4
Прозвенел школьный звонок — почти сразу из дверей школы высыпала ребятня. Преимущественно это были 5-6 классы. Крепкий морозец тут же схватил бледные щеки ребят, зимний воздух тут же наполнился звонкими криками. Гул нарастал — теперь уже была слышна перемена в коридорах школы.
Мне было двенадцать. Я вышла из школы вместе с подружкой, окинула взглядом площадь перед школой, взглянув колко на бросившихся к сугробам одноклассников-мальчишек. У меня были голубые глаза, цвет которых в свете зимнего дня был особенно ярким, конопатый, маленький, заостренный носик и медная коса, доходившая мне до поясницы. Тонкие губы мои покойно алели на белом лице, которое почти не знало румянца. В отрочестве я не была красива, но была характерна, а потому привлекала внимание ребят.
Миновав школьный двор, мы с подружкой остановились у ворот и долго прощались, болтая о ком-то и что-то пытливо обсуждая. К тому времени, когда мы, наконец, разошлись, на площади перед школой не осталось никого. Я свернула на тропинку, что была коротким путем наверх, к дому. Тропинка шла вдоль школьного забора, между рейками которого просматривался задний двор.
Мое внимание привлекла возня у школьной стены. Мельком обернувшись, я увидела своих одноклассников — их было трое. Двое, задиристо что-то высказывая, прижимали к стене третьего. Я остановилась. Недолго размышляя, я развернулась и побежала обратно к школьным воротам.
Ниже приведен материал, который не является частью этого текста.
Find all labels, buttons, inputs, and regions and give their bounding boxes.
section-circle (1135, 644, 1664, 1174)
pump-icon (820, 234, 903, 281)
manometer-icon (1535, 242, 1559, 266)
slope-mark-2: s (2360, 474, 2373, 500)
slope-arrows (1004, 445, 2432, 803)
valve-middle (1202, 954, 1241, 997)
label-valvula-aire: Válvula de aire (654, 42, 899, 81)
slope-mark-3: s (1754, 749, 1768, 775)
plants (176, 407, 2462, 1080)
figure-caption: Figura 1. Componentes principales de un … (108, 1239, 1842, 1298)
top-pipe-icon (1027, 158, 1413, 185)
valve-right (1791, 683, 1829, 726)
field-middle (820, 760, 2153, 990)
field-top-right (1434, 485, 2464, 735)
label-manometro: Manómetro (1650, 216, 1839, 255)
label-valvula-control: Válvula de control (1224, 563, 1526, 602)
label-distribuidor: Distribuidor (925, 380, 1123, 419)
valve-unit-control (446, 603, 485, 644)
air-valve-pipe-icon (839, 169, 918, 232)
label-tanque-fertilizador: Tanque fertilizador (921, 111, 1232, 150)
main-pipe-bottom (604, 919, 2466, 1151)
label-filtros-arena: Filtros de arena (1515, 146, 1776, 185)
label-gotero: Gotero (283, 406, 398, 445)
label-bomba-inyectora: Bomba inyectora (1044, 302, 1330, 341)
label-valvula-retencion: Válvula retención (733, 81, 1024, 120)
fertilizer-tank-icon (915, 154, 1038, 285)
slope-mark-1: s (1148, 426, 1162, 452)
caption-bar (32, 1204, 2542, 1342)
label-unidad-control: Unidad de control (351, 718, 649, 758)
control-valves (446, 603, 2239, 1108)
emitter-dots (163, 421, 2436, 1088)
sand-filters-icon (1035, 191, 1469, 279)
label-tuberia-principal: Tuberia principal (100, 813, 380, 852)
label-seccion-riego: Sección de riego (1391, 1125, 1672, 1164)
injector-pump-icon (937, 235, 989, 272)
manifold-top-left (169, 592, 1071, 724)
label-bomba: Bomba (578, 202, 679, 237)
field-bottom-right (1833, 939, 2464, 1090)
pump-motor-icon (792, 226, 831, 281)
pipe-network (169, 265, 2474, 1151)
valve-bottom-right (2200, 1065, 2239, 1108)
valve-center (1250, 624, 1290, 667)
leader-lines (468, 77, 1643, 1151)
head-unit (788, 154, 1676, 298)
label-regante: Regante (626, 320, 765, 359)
Я торопилась. От бега и холодного воздуха у меня жгло гортань. Когда я завернула за угол школы и приблизилась к ребятам, все трое уставились на меня.
— Отстаньте от него! — бросила я, с вызовом взглянув на ребят, на лица которых почти сразу вернулось прежнее выражение жестокого довольства. Третий парнишка, прижатый к стене, худощавый, темноволосый, круглыми глазами растерянно смотрел то на своих обидчиков, то на меня. — Чего привязались?
— Иди отсюда, — шепнул один из хулиганов, отвернувшись от меня. Губы его при этом расплылись в ухмылке, исполненной замешательства. Он коротко взглянул на своего приятеля.
Тот сделал шаг в сторону, и я увидела в его руках перочинный нож.
— Так вы любовнички, да? — театрально расхохотался он. — Анька влюби-и-илась!!!
— Дурак же ты! — поморщилась я.
— Вали-ка, — повторил первый хулиган, — а то тоже получишь!..
— А давай, — сказала я, подошла к хулигану, отпихнула его и заслонила собой худощавого мальчика. — Давай! — с вызовом повторила я, впившись холодным, твердым взглядом в глаза парня.
Тот растерянно уставился на меня.
Второй же мешкал недолго. Вернувшись на свою прежнюю позицию, он направил лезвие ножа к моей правой руке и зацепился его острым кончиком за ткань моей куртки. Я бесстрастно следила за его действиями, не шелохнувшись от этого прикосновения. Кончик ножа двинулся вниз, сделав небольшой разрез на рукаве.
— Еще хочешь? — лезвие ножа вдруг оказалось у самого моего лица.
— Давай, — не изменила своей бесстрастности я, прямо глядя в серые глаза парня.
— Да ну их, — выплюнул второй. — Пойдем отсюда. Пойде-ем! — повторил он, заметив, что его приятель медлит.
Небрежно и неумело сплюнув, парень убрал от моего лица нож и отступил.
— Никому ни слова, поняли? — угрожающе проговорил он.
Ни я, ни парнишка за моей спиной ничего не ответили. Хулиганы ушли. Я обернулась к мальчику.
— Идем домой? — обратилась я к нему.
— Спасибо… — сказал он мне едва слышно.
Я кивнула, принимая благодарность. Парнишку звали Володей Мещерским. В классе он был одним из тех, кто подвергался насмешкам и даже насилию. Тихий, молчаливый, сообразительный, он был слабо развит физически, никогда ни с кем не вступал в спор и никогда не отвечал на выпады. Мне всегда было жаль его: этот мальчик пробуждал во мне какое-то материнское стремление защитить. И я защищала его, защищала открыто, с вызовом, не страшась риска впасть в опалу.
В шестнадцать лет Мещерский признался мне в любви — так чисто и искренне, что это его признание даже зацепилось за мою память и стало подобием примера того, как звучат слова настоящей любви. Признание это сделалось шаблоном, на который наложились многие и многие другие. С того дня прошло семнадцать лет. О Мещерском я почти не вспоминала.